Contemplar el advenimiento del verano
en las copas de los árboles.
Dejarse mecer por la umbría
destreza de las claras ramas.
Ahí, en su altivez sin desmayo,
en esa eucaristía de la luz,
ensimismarme, desfallecer.
Oír la claridad con su dulce verbo.
Como quien abre un corazón
para encontrar un salmo.
Como el agua al zafarse del cauce
y adquirir la sustancia del vuelo.
Es todo tan dulce en la fronda
donde los pájaros trenzan
su catedral de puro gozo
que es un clamor el aire.
En el sueño, en su abrazo adolescente,
unos caballos gimen al ver
el yunque del aire, la soledad de las nubes.

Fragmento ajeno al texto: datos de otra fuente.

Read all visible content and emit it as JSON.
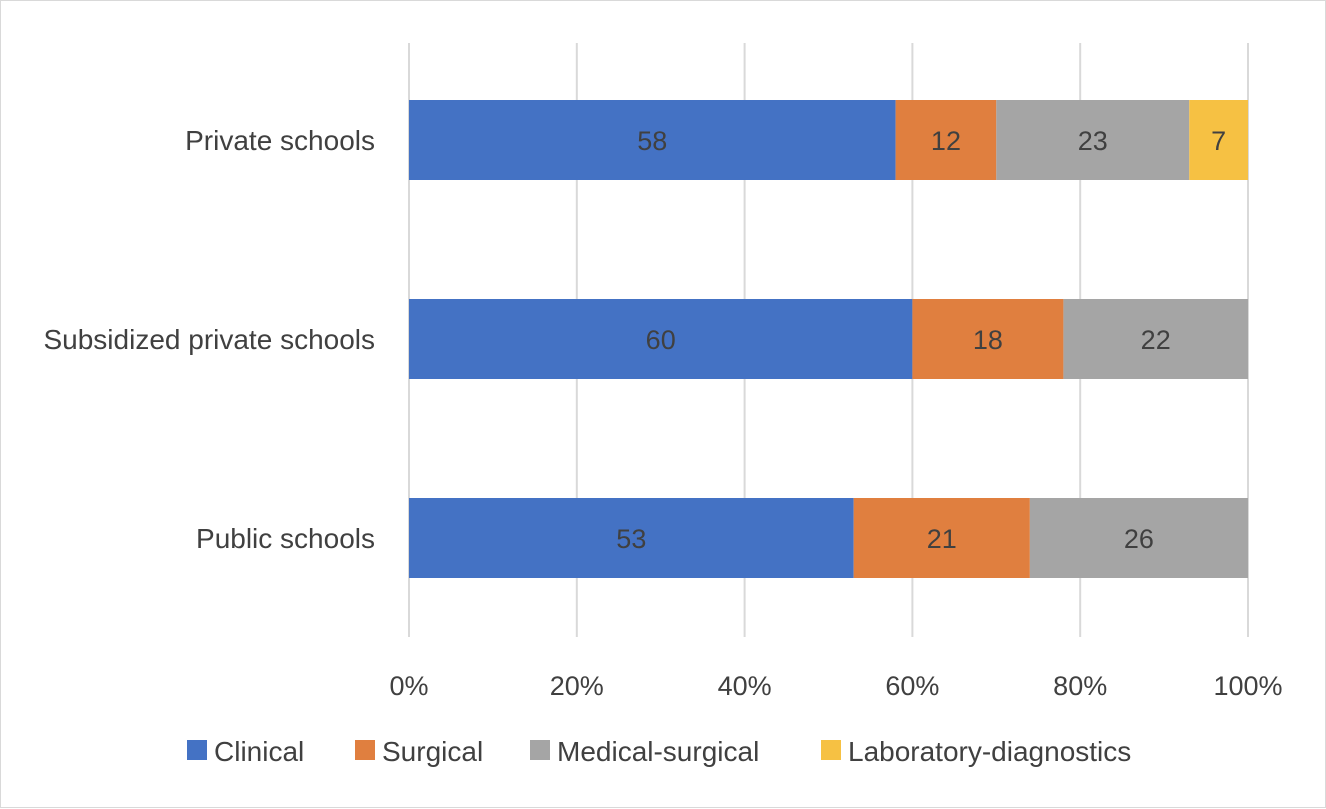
{
  "chart_data": {
    "type": "bar",
    "orientation": "horizontal",
    "stacked": "percent",
    "title": "",
    "xlabel": "",
    "ylabel": "",
    "categories": [
      "Private schools",
      "Subsidized private schools",
      "Public schools"
    ],
    "series": [
      {
        "name": "Clinical",
        "color": "#4472c4",
        "values": [
          58,
          60,
          53
        ]
      },
      {
        "name": "Surgical",
        "color": "#e07f3f",
        "values": [
          12,
          18,
          21
        ]
      },
      {
        "name": "Medical-surgical",
        "color": "#a5a5a5",
        "values": [
          23,
          22,
          26
        ]
      },
      {
        "name": "Laboratory-diagnostics",
        "color": "#f6c143",
        "values": [
          7,
          0,
          0
        ]
      }
    ],
    "xlim": [
      0,
      100
    ],
    "x_ticks": [
      "0%",
      "20%",
      "40%",
      "60%",
      "80%",
      "100%"
    ],
    "grid": true,
    "legend": "bottom"
  }
}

No la perseverancia de la nieve,
ni el roto decir de los poetas.
Solo un fulgor que les abra los ojos.
El aire festejando la vigilia del aire
La virtud es el fuego
precipitándose en el agua.
Hacia la majestad del día
un heraldo de sombras comparece.
Es el insomnio, es la ebria
revelación de un milagro
que ocupa la mirada y la hace gemir
como caballos en un tumulto de sombras
cuando el día se desvanece.
Los árboles desobedecen al rigor del aire.
Anhelan la locuacidad del agua.
Abrevan en la rumorosa piel de la tierra.